名古屋|1月の事件から見る賃貸経営でのリスク管理

杉村八千代オーナー


 1月に賃貸住宅において事件が立て続けに起こりました。東京都のアパートで、立ち退きの強制執行に訪れた裁判所執行官らが、家賃を滞納していた入居者に襲われる事件が発生。衝撃は非常に大きなものでした。その2日後、愛知県豊田市の集合住宅では殺人・放火事件が起こっています。

 背景には、生活困窮や家賃滞納といった社会問題があります。特に、明け渡しや強制執行といった局面では、入居者が精神的に追い詰められ、思わぬトラブルに発展する可能性があることが改めて浮き彫りになりました。また集合住宅での殺人や放火は、地域のイメージや物件の評価に影響を与えかねません。

 だからこそ家主は、入居者の生活状況や家賃の支払い状況を早めに把握し、問題が深刻化する前に自治体や専門機関と連携する姿勢が求められます。

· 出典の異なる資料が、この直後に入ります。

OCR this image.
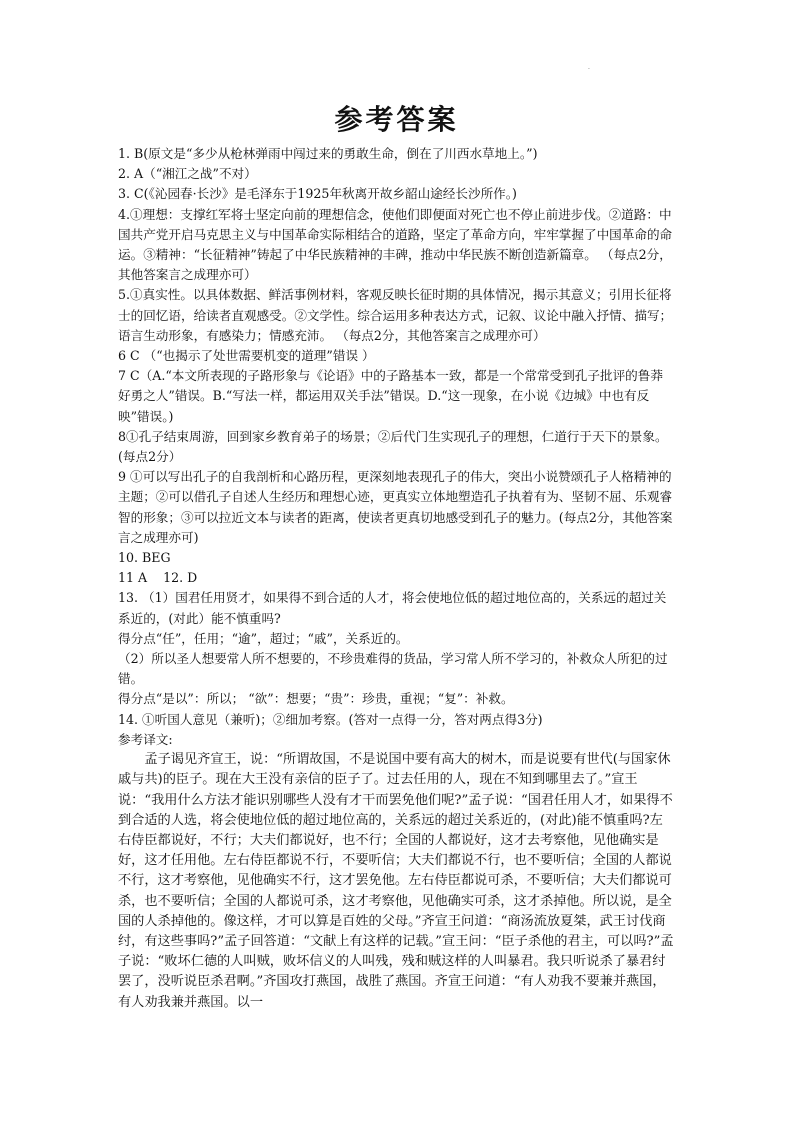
.
参考答案

1. B(原文是“多少从枪林弹雨中闯过来的勇敢生命，倒在了川西水草地上。”)

2. A（“湘江之战”不对）

3. C(《沁园春·长沙》是毛泽东于1925年秋离开故乡韶山途经长沙所作。)

4.①理想：支撑红军将士坚定向前的理想信念，使他们即便面对死亡也不停止前进步伐。②道路：中国共产党开启马克思主义与中国革命实际相结合的道路，坚定了革命方向，牢牢掌握了中国革命的命运。③精神：“长征精神”铸起了中华民族精神的丰碑，推动中华民族不断创造新篇章。 （每点2分，其他答案言之成理亦可）

5.①真实性。以具体数据、鲜活事例材料，客观反映长征时期的具体情况，揭示其意义；引用长征将士的回忆语，给读者直观感受。②文学性。综合运用多种表达方式，记叙、议论中融入抒情、描写；语言生动形象，有感染力；情感充沛。 （每点2分，其他答案言之成理亦可）

6 C （“也揭示了处世需要机变的道理”错误 ）

7 C（A.“本文所表现的子路形象与《论语》中的子路基本一致，都是一个常常受到孔子批评的鲁莽好勇之人”错误。B.“写法一样，都运用双关手法”错误。D.“这一现象，在小说《边城》中也有反映”错误。)

8①孔子结束周游，回到家乡教育弟子的场景；②后代门生实现孔子的理想，仁道行于天下的景象。(每点2分）

9 ①可以写出孔子的自我剖析和心路历程，更深刻地表现孔子的伟大，突出小说赞颂孔子人格精神的主题；②可以借孔子自述人生经历和理想心迹，更真实立体地塑造孔子执着有为、坚韧不屈、乐观睿智的形象；③可以拉近文本与读者的距离，使读者更真切地感受到孔子的魅力。(每点2分，其他答案言之成理亦可)

10. BEG

11 A    12. D

13. （1）国君任用贤才，如果得不到合适的人才，将会使地位低的超过地位高的，关系远的超过关系近的，(对此）能不慎重吗?

得分点“任”，任用；“逾”，超过；“戚”，关系近的。

（2）所以圣人想要常人所不想要的，不珍贵难得的货品，学习常人所不学习的，补救众人所犯的过错。

得分点“是以”：所以； “欲”：想要；“贵”：珍贵，重视；“复”：补救。

14. ①听国人意见（兼听)；②细加考察。(答对一点得一分，答对两点得3分)

参考译文:

孟子谒见齐宣王，说：“所谓故国，不是说国中要有高大的树木，而是说要有世代(与国家休戚与共)的臣子。现在大王没有亲信的臣子了。过去任用的人，现在不知到哪里去了。”宣王说：“我用什么方法才能识别哪些人没有才干而罢免他们呢?”孟子说：“国君任用人才，如果得不到合适的人选，将会使地位低的超过地位高的，关系远的超过关系近的，(对此)能不慎重吗?左右侍臣都说好，不行；大夫们都说好，也不行；全国的人都说好，这才去考察他，见他确实是好，这才任用他。左右侍臣都说不行，不要听信；大夫们都说不行，也不要听信；全国的人都说不行，这才考察他，见他确实不行，这才罢免他。左右侍臣都说可杀，不要听信；大夫们都说可杀，也不要听信；全国的人都说可杀，这才考察他，见他确实可杀，这才杀掉他。所以说，是全国的人杀掉他的。像这样，才可以算是百姓的父母。”齐宣王问道：“商汤流放夏桀，武王讨伐商纣，有这些事吗?”孟子回答道：“文献上有这样的记载。”宣王问：“臣子杀他的君主，可以吗?”孟子说：“败坏仁德的人叫贼，败坏信义的人叫残，残和贼这样的人叫暴君。我只听说杀了暴君纣罢了，没听说臣杀君啊。”齐国攻打燕国，战胜了燕国。齐宣王问道：“有人劝我不要兼并燕国，有人劝我兼并燕国。以一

また防犯カメラや照明の設置、共用部の管理強化といった日常的な対策は、入居者の安心感を高めると同時に、物件の価値を守ることにもつながります。

 賃貸不動産は単なる建物ではなく「安心して暮らすことができる環境」を提供する場所です。今回の事件は痛ましいものでしたが、全国の賃貸物件の経営において安全と向き合う重要性を、改めて考えるきっかけになりました。